Even companies with large IT budgets and resilient systems can still experience outages. The Australian Stock Exchange was recently hit with an unprecedented hardware failure, which was a malfunction the hardware vendor had never seen before.

Does the age of your server hardware mean it’s more likely to fail or it will be harder to source compatible replacement parts?
Are you reliant on a single fibre optic Internet connection at one server location?

These would both extend the time it takes to restore usual business operations – no good if you have a low RTO.

Do you know if your external facing systems are hardened against the latest threats?
Do staff know not to click on random email links and do you have security systems in place to protect you when they do? What’s the process if someone confesses they’ve handed over their account details to a phishing scam?

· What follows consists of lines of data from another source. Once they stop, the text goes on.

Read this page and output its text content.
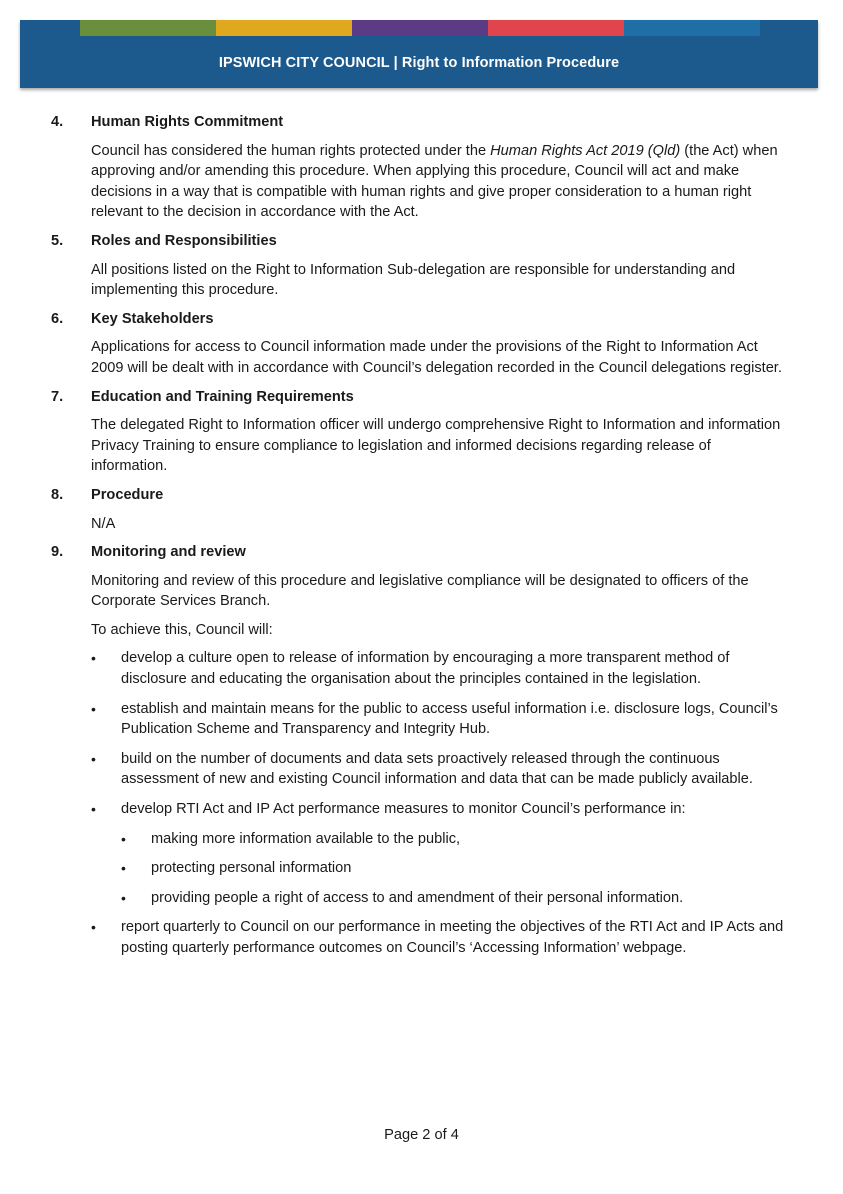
IPSWICH CITY COUNCIL | Right to Information Procedure
4.	Human Rights Commitment
Council has considered the human rights protected under the Human Rights Act 2019 (Qld) (the Act) when approving and/or amending this procedure. When applying this procedure, Council will act and make decisions in a way that is compatible with human rights and give proper consideration to a human right relevant to the decision in accordance with the Act.
5.	Roles and Responsibilities
All positions listed on the Right to Information Sub-delegation are responsible for understanding and implementing this procedure.
6.	Key Stakeholders
Applications for access to Council information made under the provisions of the Right to Information Act 2009 will be dealt with in accordance with Council’s delegation recorded in the Council delegations register.
7.	Education and Training Requirements
The delegated Right to Information officer will undergo comprehensive Right to Information and information Privacy Training to ensure compliance to legislation and informed decisions regarding release of information.
8.	Procedure
N/A
9.	Monitoring and review
Monitoring and review of this procedure and legislative compliance will be designated to officers of the Corporate Services Branch.
To achieve this, Council will:
•	develop a culture open to release of information by encouraging a more transparent method of disclosure and educating the organisation about the principles contained in the legislation.
•	establish and maintain means for the public to access useful information i.e. disclosure logs, Council’s Publication Scheme and Transparency and Integrity Hub.
•	build on the number of documents and data sets proactively released through the continuous assessment of new and existing Council information and data that can be made publicly available.
•	develop RTI Act and IP Act performance measures to monitor Council’s performance in:
•	making more information available to the public,
•	protecting personal information
•	providing people a right of access to and amendment of their personal information.
•	report quarterly to Council on our performance in meeting the objectives of the RTI Act and IP Acts and posting quarterly performance outcomes on Council’s ‘Accessing Information’ webpage.
Page 2 of 4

These vulnerabilities may impact the amount of data you will be able to recover, which should be judged against your RPO.

Spend the time documenting your risks and any control measures that you can put in place now, to reduce the likelihood of them occurring or the impact when they do.

Know your plan (and work it)

Your business continuity plan and disaster recovery plan don’t just kick in when a system goes down. They consist of pro-active steps and reactive responses and they need testing and updating regularly. At a minimum, they should include:

24×7 application monitoring – Not just system uptime. Are you monitoring database environments for changes and application performance and health?
Documented failover and restore processes – Ensure no critical steps are missed, especially during those sleep-deprived middle of the night outages.
Regular multi-level restore testing – From restoring an entire server to bringing back a single database instance without impacting other live data.
Communications plan – Document who needs to be notified and when, through the outage, including escalation processes.
Change control – Add your disaster recovery plan to your regular change control process. Assess approved changes to confirm if they impact your disaster recovery plan or not.
BCP and DR role playing – Six monthly or annual disaster scenarios capture the impact of changes in people and your environment. “Kill off” experienced staff to see how the rest of the team fares with only the documentation to follow.
Consider the Cloud – Investigate database backup to the Cloud as another recovery option. With SQL Server, this can be combined with on-premises Availability Groups.

Conclusion

There’s a lot to consider to ensure that your systems are available and functioning well, before you’ve even addressed recovery from a total failure. Knowing your risks, implementing your control measures and constantly monitoring your environment are all key components. Unfortunately when IT staff are distracted with daily issues, the pro-active controls can slip. Consider third party options and services like WARDY IT Solutions’ Virtual DBA service, to provide extra coverage, support and experience to your existing IT team. For MediaRadar, it meant a 72 hour recovery time was reduced to 1.5 hours.

The success of your recovery will be greatly impacted by the planning you do now.